Inspiration

What it does

How we built it

Challenges we ran into

Accomplishments that we're proud of

What we learned

What's next for Shipgrade - Grade your landing page in 30 seconds

Inspiration

Most landing pages fail the same test. A stranger arrives, gives it five seconds, and leaves with no idea what the product is or who it's for. I've shipped pages like that myself and watched people miss the point completely.

World Product Day is about shipping, so I built the tool I always wanted: something that reads a page the way a sharp product reviewer would, and tells you where it loses people, before your users do.

What it does

Shipgrade grades any product or SaaS page in about 30 seconds. You paste a URL and get a report card across six dimensions:

  • Value Proposition: can a stranger tell what this is in five seconds?
  • Audience: is it obvious who it's for?
  • Differentiation: does it say why you over the alternatives?
  • Call to Action: is there one clear next step?
  • Trust and Proof: is there any reason to believe you?
  • Messaging Craft: is the copy tight, or a wall of jargon?

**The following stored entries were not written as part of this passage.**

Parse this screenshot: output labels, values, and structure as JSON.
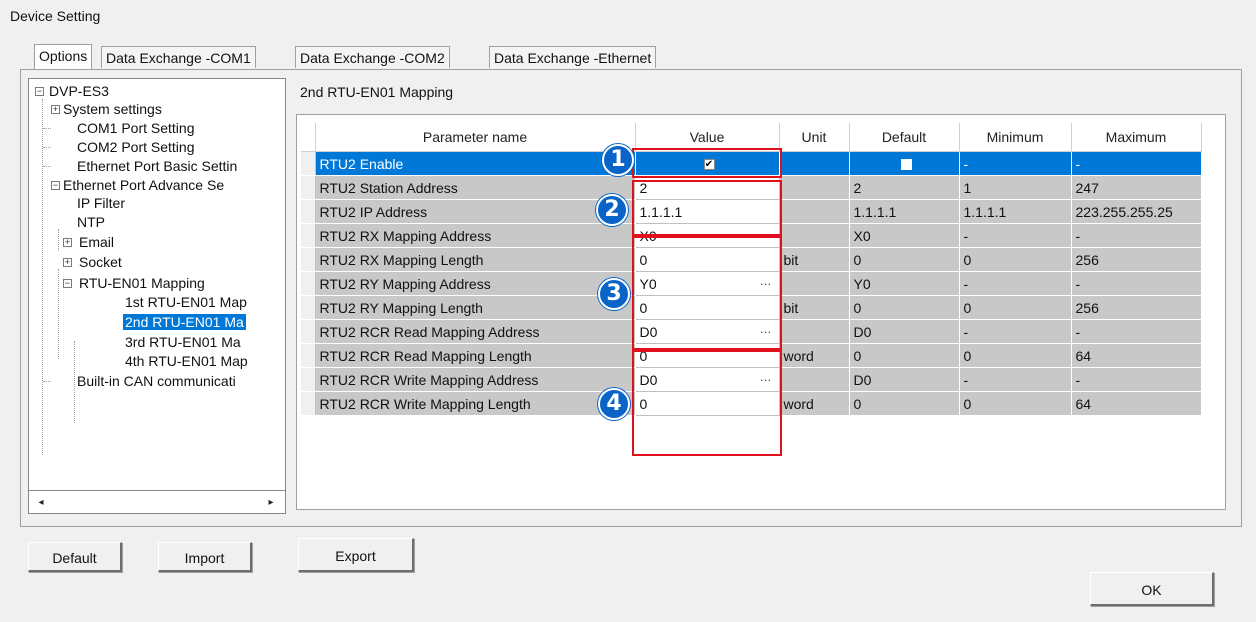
{
  "window": {
    "title": "Device Setting"
  },
  "tabs": [
    {
      "label": "Options"
    },
    {
      "label": "Data Exchange -COM1"
    },
    {
      "label": "Data Exchange -COM2"
    },
    {
      "label": "Data Exchange -Ethernet"
    }
  ],
  "tree": {
    "items": [
      {
        "label": "DVP-ES3",
        "expander": "−"
      },
      {
        "label": "System settings",
        "expander": "+"
      },
      {
        "label": "COM1 Port Setting"
      },
      {
        "label": "COM2 Port Setting"
      },
      {
        "label": "Ethernet Port Basic Settin"
      },
      {
        "label": "Ethernet Port Advance Se",
        "expander": "−"
      },
      {
        "label": "IP Filter"
      },
      {
        "label": "NTP"
      },
      {
        "label": "Email",
        "expander": "+"
      },
      {
        "label": "Socket",
        "expander": "+"
      },
      {
        "label": "RTU-EN01 Mapping",
        "expander": "−"
      },
      {
        "label": "1st RTU-EN01 Map"
      },
      {
        "label": "2nd RTU-EN01 Ma"
      },
      {
        "label": "3rd RTU-EN01 Ma"
      },
      {
        "label": "4th RTU-EN01 Map"
      },
      {
        "label": "Built-in CAN communicati"
      }
    ],
    "scroll_left": "◂",
    "scroll_right": "▸"
  },
  "panel": {
    "title": "2nd RTU-EN01 Mapping"
  },
  "grid": {
    "headers": {
      "name": "Parameter name",
      "value": "Value",
      "unit": "Unit",
      "default": "Default",
      "min": "Minimum",
      "max": "Maximum"
    },
    "rows": [
      {
        "name": "RTU2 Enable",
        "value": "✔",
        "unit": "",
        "default": "",
        "min": "-",
        "max": "-"
      },
      {
        "name": "RTU2 Station Address",
        "value": "2",
        "unit": "",
        "default": "2",
        "min": "1",
        "max": "247"
      },
      {
        "name": "RTU2 IP Address",
        "value": "1.1.1.1",
        "unit": "",
        "default": "1.1.1.1",
        "min": "1.1.1.1",
        "max": "223.255.255.25"
      },
      {
        "name": "RTU2 RX Mapping Address",
        "value": "X0",
        "unit": "",
        "default": "X0",
        "min": "-",
        "max": "-",
        "ellipsis": "…"
      },
      {
        "name": "RTU2 RX Mapping Length",
        "value": "0",
        "unit": "bit",
        "default": "0",
        "min": "0",
        "max": "256"
      },
      {
        "name": "RTU2 RY Mapping Address",
        "value": "Y0",
        "unit": "",
        "default": "Y0",
        "min": "-",
        "max": "-",
        "ellipsis": "…"
      },
      {
        "name": "RTU2 RY Mapping Length",
        "value": "0",
        "unit": "bit",
        "default": "0",
        "min": "0",
        "max": "256"
      },
      {
        "name": "RTU2 RCR Read Mapping Address",
        "value": "D0",
        "unit": "",
        "default": "D0",
        "min": "-",
        "max": "-",
        "ellipsis": "…"
      },
      {
        "name": "RTU2 RCR Read Mapping Length",
        "value": "0",
        "unit": "word",
        "default": "0",
        "min": "0",
        "max": "64"
      },
      {
        "name": "RTU2 RCR Write Mapping Address",
        "value": "D0",
        "unit": "",
        "default": "D0",
        "min": "-",
        "max": "-",
        "ellipsis": "…"
      },
      {
        "name": "RTU2 RCR Write Mapping Length",
        "value": "0",
        "unit": "word",
        "default": "0",
        "min": "0",
        "max": "64"
      }
    ]
  },
  "callouts": [
    "1",
    "2",
    "3",
    "4"
  ],
  "buttons": {
    "default": "Default",
    "import": "Import",
    "export": "Export",
    "ok": "OK"
  },
  "colors": {
    "selection": "#0078d7",
    "highlight_box": "#e0101c",
    "callout": "#0a64c8",
    "cell_gray": "#c8c8c8"
  }
}
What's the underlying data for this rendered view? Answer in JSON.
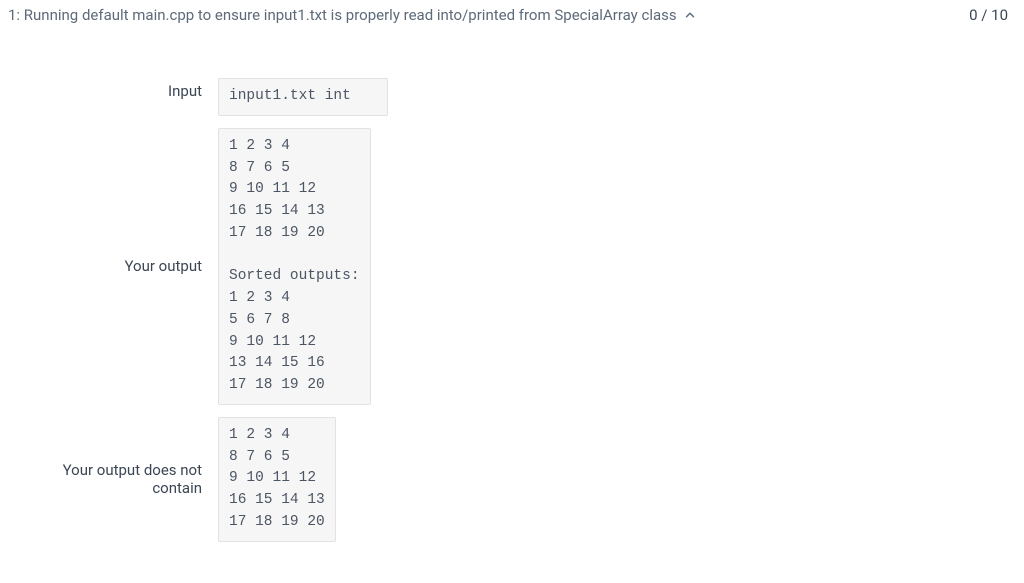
{
  "header": {
    "title": "1: Running default main.cpp to ensure input1.txt is properly read into/printed from SpecialArray class",
    "score": "0 / 10"
  },
  "rows": {
    "input": {
      "label": "Input",
      "value": "input1.txt int"
    },
    "your_output": {
      "label": "Your output",
      "value": "1 2 3 4\n8 7 6 5\n9 10 11 12\n16 15 14 13\n17 18 19 20\n\nSorted outputs:\n1 2 3 4\n5 6 7 8\n9 10 11 12\n13 14 15 16\n17 18 19 20"
    },
    "does_not_contain": {
      "label": "Your output does not contain",
      "value": "1 2 3 4\n8 7 6 5\n9 10 11 12\n16 15 14 13\n17 18 19 20"
    }
  }
}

Every dimension gets a score, a plain explanation, and specific fixes. You also get an overall grade, a one line verdict, and a shareable roast. No sign up, and it works on any public URL.

How I built it

The core is a deterministic engine. It fetches the page, parses the HTML, and pulls out the things that shape a first impression: the headline, meta description, sub heads, body copy, links, calls to action, and proof signals. A set of rules scores each dimension, so the same page always gets the same honest grade.

On top sits an optional AI layer. It reads the extracted content and writes the human verdict and the roast. It first works out what kind of page it is (product, SaaS, portfolio, agency) and judges it on its own terms, so a portfolio gets reviewed like a portfolio, not like a SaaS app.

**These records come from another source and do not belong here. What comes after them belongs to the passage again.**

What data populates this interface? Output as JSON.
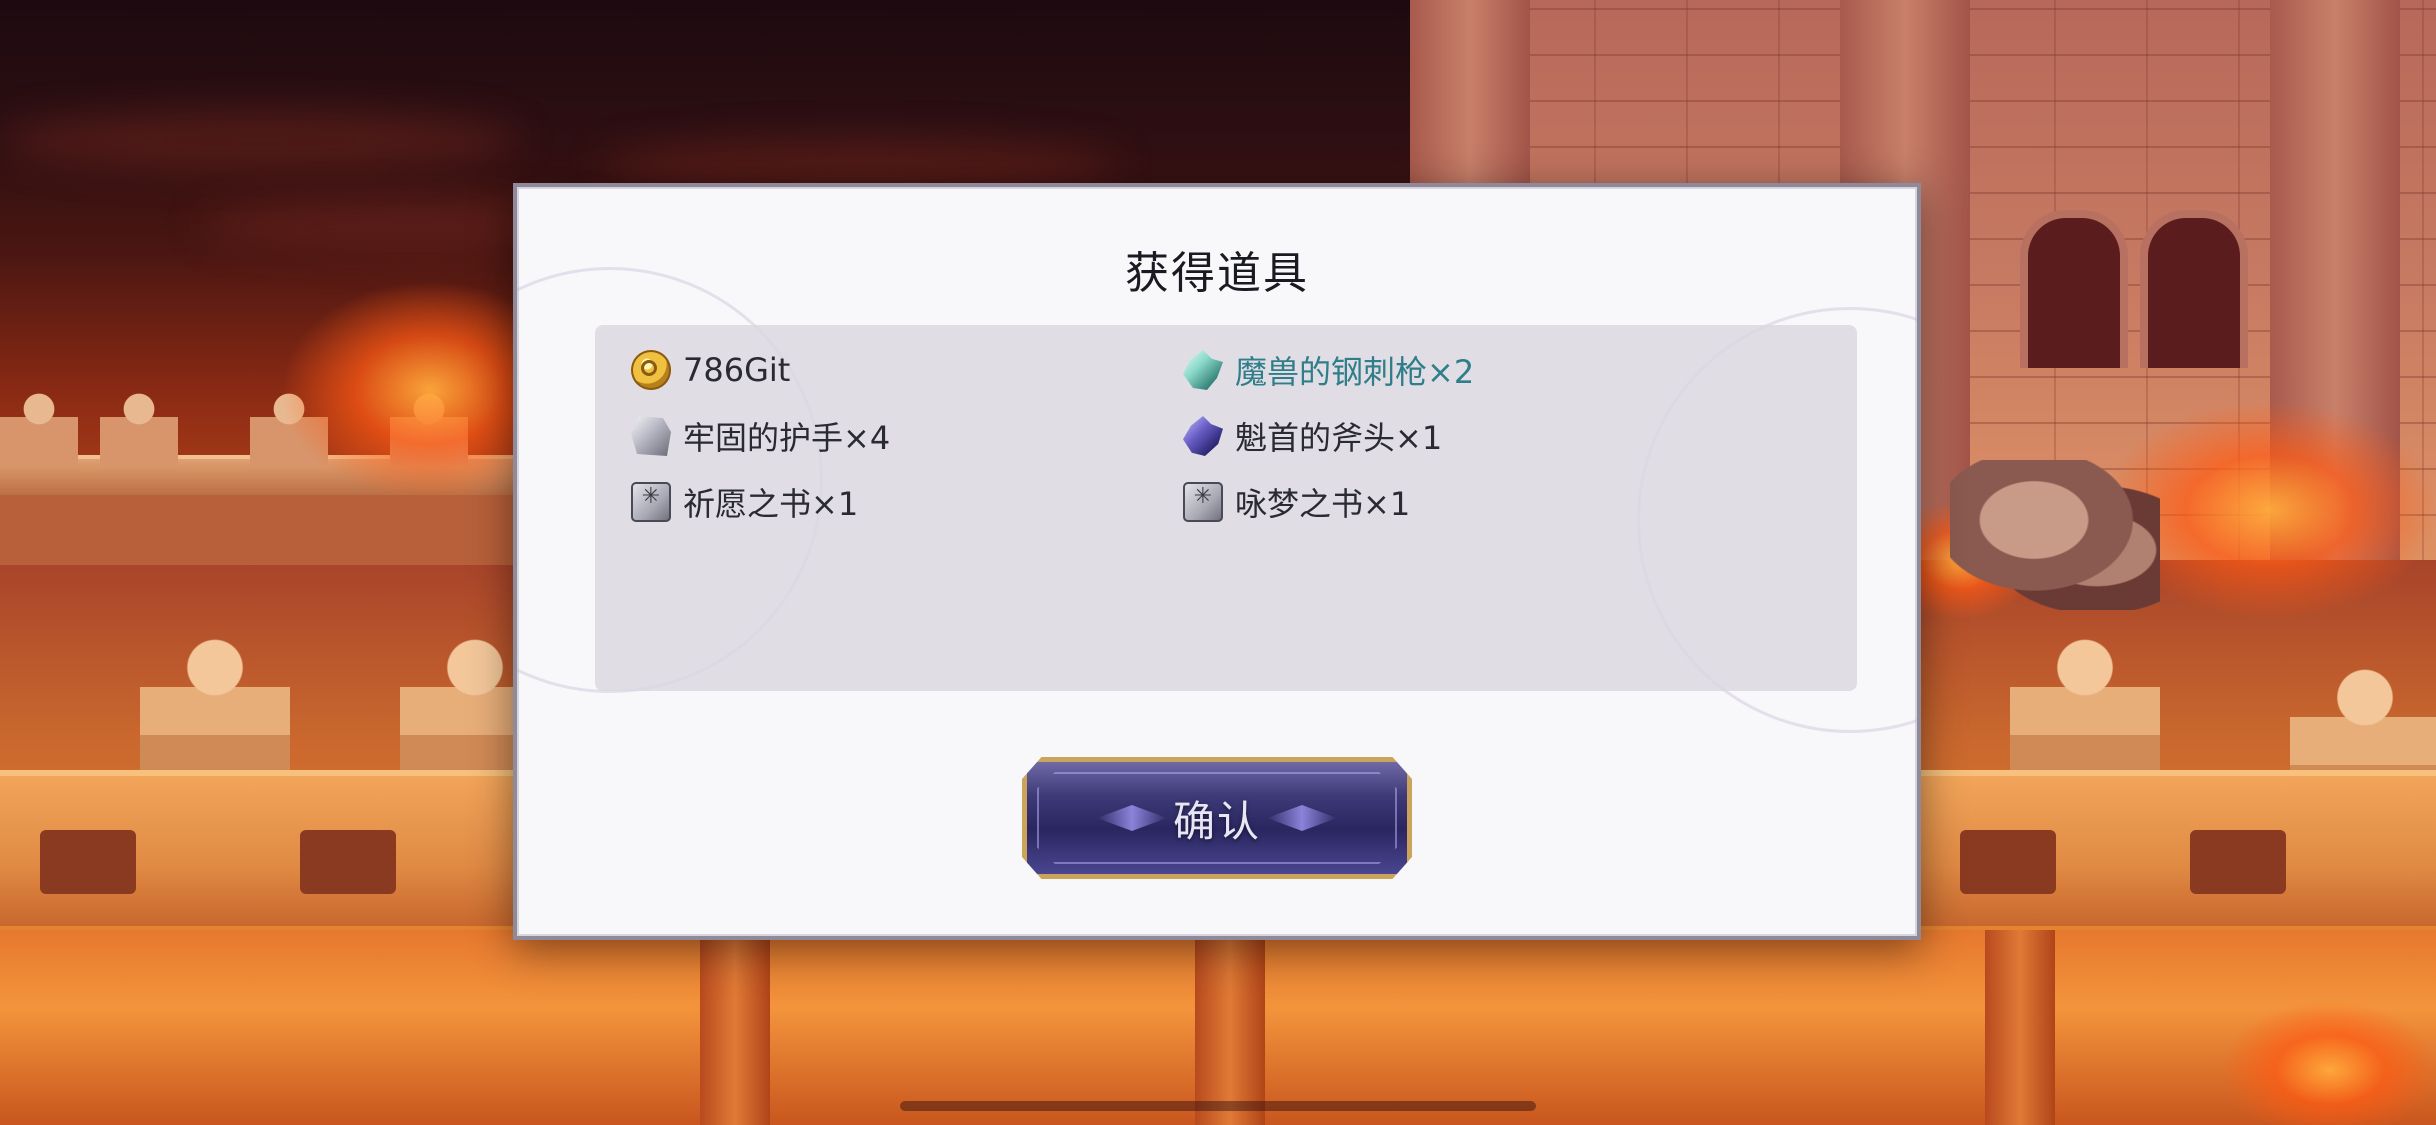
{
  "dialog": {
    "title": "获得道具",
    "confirm_label": "确认"
  },
  "items": [
    {
      "icon": "coin-icon",
      "label": "786Git",
      "highlight": false
    },
    {
      "icon": "steel-spear-crystal-icon",
      "label": "魔兽的钢刺枪×2",
      "highlight": true
    },
    {
      "icon": "gauntlet-icon",
      "label": "牢固的护手×4",
      "highlight": false
    },
    {
      "icon": "axe-head-crystal-icon",
      "label": "魁首的斧头×1",
      "highlight": false
    },
    {
      "icon": "book-icon",
      "label": "祈愿之书×1",
      "highlight": false
    },
    {
      "icon": "book-icon",
      "label": "咏梦之书×1",
      "highlight": false
    }
  ],
  "colors": {
    "dialog_bg": "#f8f7fa",
    "highlight_text": "#2f7e8a",
    "button_border": "#caa45a",
    "button_fill": "#2a2660"
  }
}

Stack: Next.js and React with TypeScript, Tailwind CSS for the editorial report card look, a serverless route for the analysis, and Groq running Llama 3.3 for the AI verdict. Deployed on Vercel.

Measured with Novus

The live app is instrumented with Novus. On top of automatic tracking, I wired explicit events for the whole funnel: submitting a URL, a grade succeeding or failing, clicking an example, resetting, and sharing a result. Each event carries useful metadata like the grade, the score, and the per dimension breakdown, so I can see how people actually use it.

Challenges I ran into

The hard part was making feedback specific instead of generic. Anyone can say "improve your value prop." Most of the work went into rules that point at the real problem, like "your headline runs 24 words, cut it under 12." Tuning the AI to sound like a sharp human reviewer, punchy but fair, instead of a generic marketing bot took a few passes too.

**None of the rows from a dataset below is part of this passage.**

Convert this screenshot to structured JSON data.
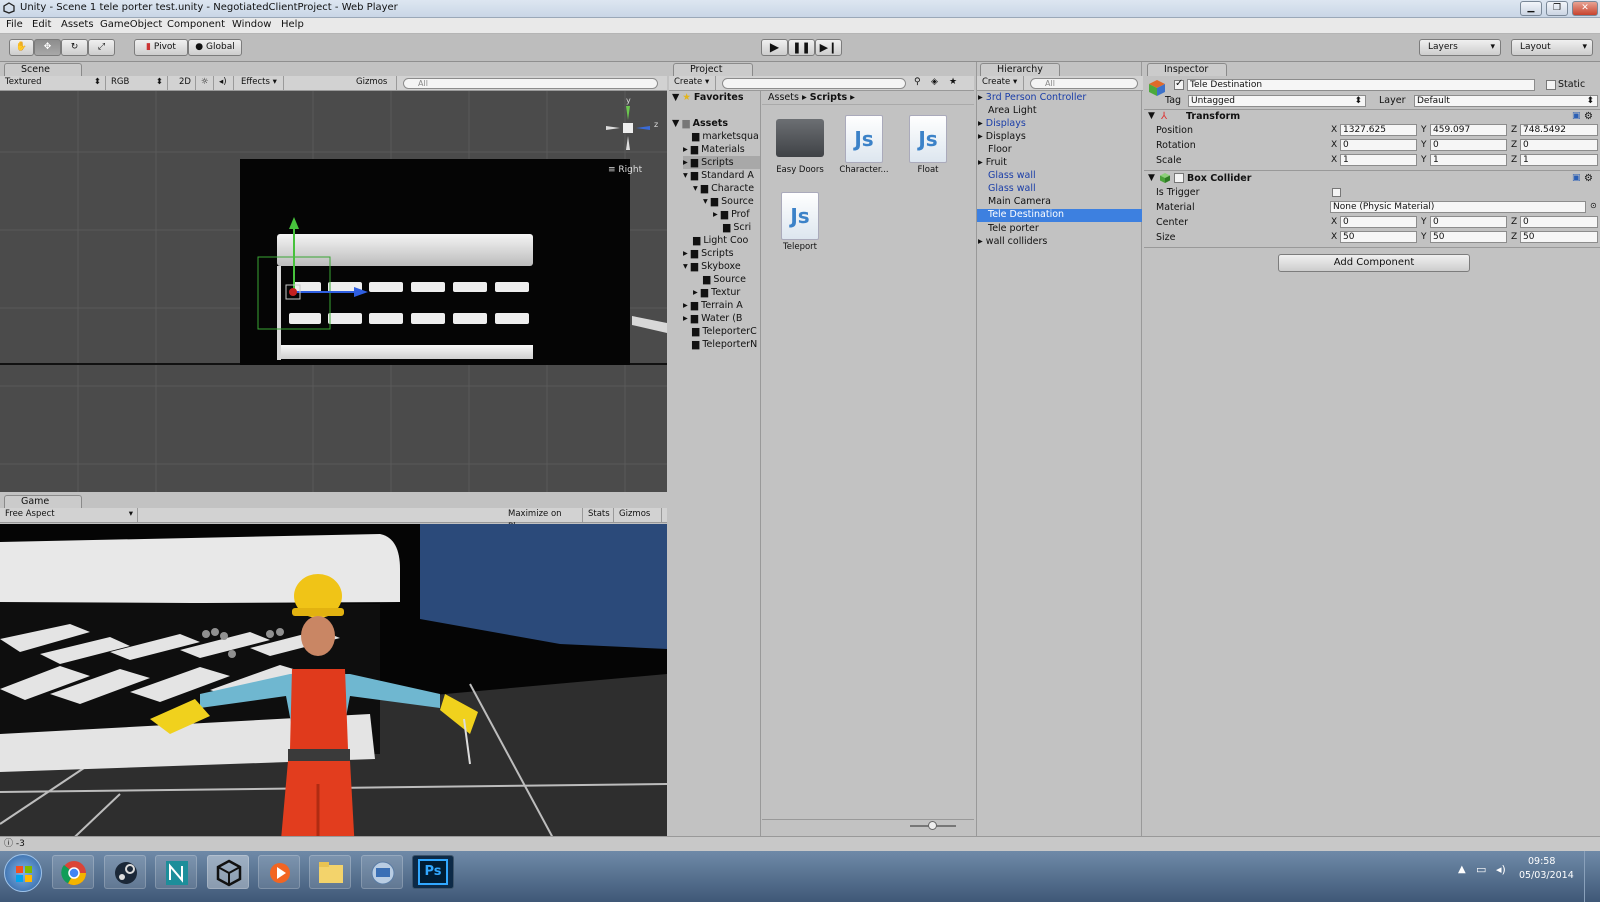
{
  "window": {
    "title": "Unity - Scene 1 tele porter test.unity - NegotiatedClientProject - Web Player",
    "min": "▁",
    "max": "❐",
    "close": "✕"
  },
  "menu": [
    "File",
    "Edit",
    "Assets",
    "GameObject",
    "Component",
    "Window",
    "Help"
  ],
  "toolbar": {
    "pivot": "Pivot",
    "global": "Global",
    "layers": "Layers",
    "layout": "Layout"
  },
  "scene": {
    "tab": "Scene",
    "shading": "Textured",
    "rendermode": "RGB",
    "twod": "2D",
    "effects": "Effects",
    "gizmos": "Gizmos",
    "search_placeholder": "All",
    "view_label": "Right",
    "gizmo_y": "y",
    "gizmo_z": "z"
  },
  "game": {
    "tab": "Game",
    "aspect": "Free Aspect",
    "maximize": "Maximize on Play",
    "stats": "Stats",
    "gizmos": "Gizmos"
  },
  "project": {
    "tab": "Project",
    "create": "Create",
    "favorites": "Favorites",
    "assets": "Assets",
    "breadcrumb": [
      "Assets",
      "Scripts"
    ],
    "tree": [
      "marketsqua",
      "Materials",
      "Scripts",
      "Standard A",
      "Characte",
      "Source",
      "Prof",
      "Scri",
      "Light Coo",
      "Scripts",
      "Skyboxe",
      "Source",
      "Textur",
      "Terrain A",
      "Water (B",
      "TeleporterC",
      "TeleporterN"
    ],
    "files": [
      {
        "name": "Easy Doors",
        "kind": "folder"
      },
      {
        "name": "Character...",
        "kind": "js"
      },
      {
        "name": "Float",
        "kind": "js"
      },
      {
        "name": "Teleport",
        "kind": "js"
      }
    ],
    "js_glyph": "Js"
  },
  "hierarchy": {
    "tab": "Hierarchy",
    "create": "Create",
    "search_placeholder": "All",
    "items": [
      {
        "label": "3rd Person Controller",
        "prefab": true,
        "arrow": true
      },
      {
        "label": "Area Light",
        "prefab": false,
        "arrow": false
      },
      {
        "label": "Displays",
        "prefab": true,
        "arrow": true
      },
      {
        "label": "Displays",
        "prefab": false,
        "arrow": true
      },
      {
        "label": "Floor",
        "prefab": false,
        "arrow": false
      },
      {
        "label": "Fruit",
        "prefab": false,
        "arrow": true
      },
      {
        "label": "Glass wall",
        "prefab": true,
        "arrow": false
      },
      {
        "label": "Glass wall",
        "prefab": true,
        "arrow": false
      },
      {
        "label": "Main Camera",
        "prefab": false,
        "arrow": false
      },
      {
        "label": "Tele Destination",
        "prefab": false,
        "arrow": false,
        "selected": true
      },
      {
        "label": "Tele porter",
        "prefab": false,
        "arrow": false
      },
      {
        "label": "wall colliders",
        "prefab": false,
        "arrow": true
      }
    ]
  },
  "inspector": {
    "tab": "Inspector",
    "object_name": "Tele Destination",
    "static": "Static",
    "tag_label": "Tag",
    "tag": "Untagged",
    "layer_label": "Layer",
    "layer": "Default",
    "transform": {
      "title": "Transform",
      "position": {
        "label": "Position",
        "x": "1327.625",
        "y": "459.097",
        "z": "748.5492"
      },
      "rotation": {
        "label": "Rotation",
        "x": "0",
        "y": "0",
        "z": "0"
      },
      "scale": {
        "label": "Scale",
        "x": "1",
        "y": "1",
        "z": "1"
      }
    },
    "box_collider": {
      "title": "Box Collider",
      "is_trigger": "Is Trigger",
      "material_label": "Material",
      "material": "None (Physic Material)",
      "center": {
        "label": "Center",
        "x": "0",
        "y": "0",
        "z": "0"
      },
      "size": {
        "label": "Size",
        "x": "50",
        "y": "50",
        "z": "50"
      }
    },
    "axis": {
      "x": "X",
      "y": "Y",
      "z": "Z"
    },
    "add_component": "Add Component"
  },
  "status": {
    "text": "-3"
  },
  "taskbar": {
    "time": "09:58",
    "date": "05/03/2014",
    "ps": "Ps"
  }
}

Accomplishments that I'm proud of

  • It's fast and honest. Paste a URL, get a specific report card in about 30 seconds.
  • Results are consistent and explainable because the engine is deterministic. The AI adds voice on top, it doesn't invent the grade.
  • A distinctive design that looks like a printed report card instead of another dark dashboard.

What I learned

Clarity is a product feature. Reading dozens of real pages made it obvious how often good products hide behind vague copy. Building the grader made me better at writing my own.

What's next for Shipgrade

  • Shareable report card pages with a generated image, so a grade is one click to post.
  • Side by side comparisons against competitors.
  • A fix it mode that rewrites your weakest section for you.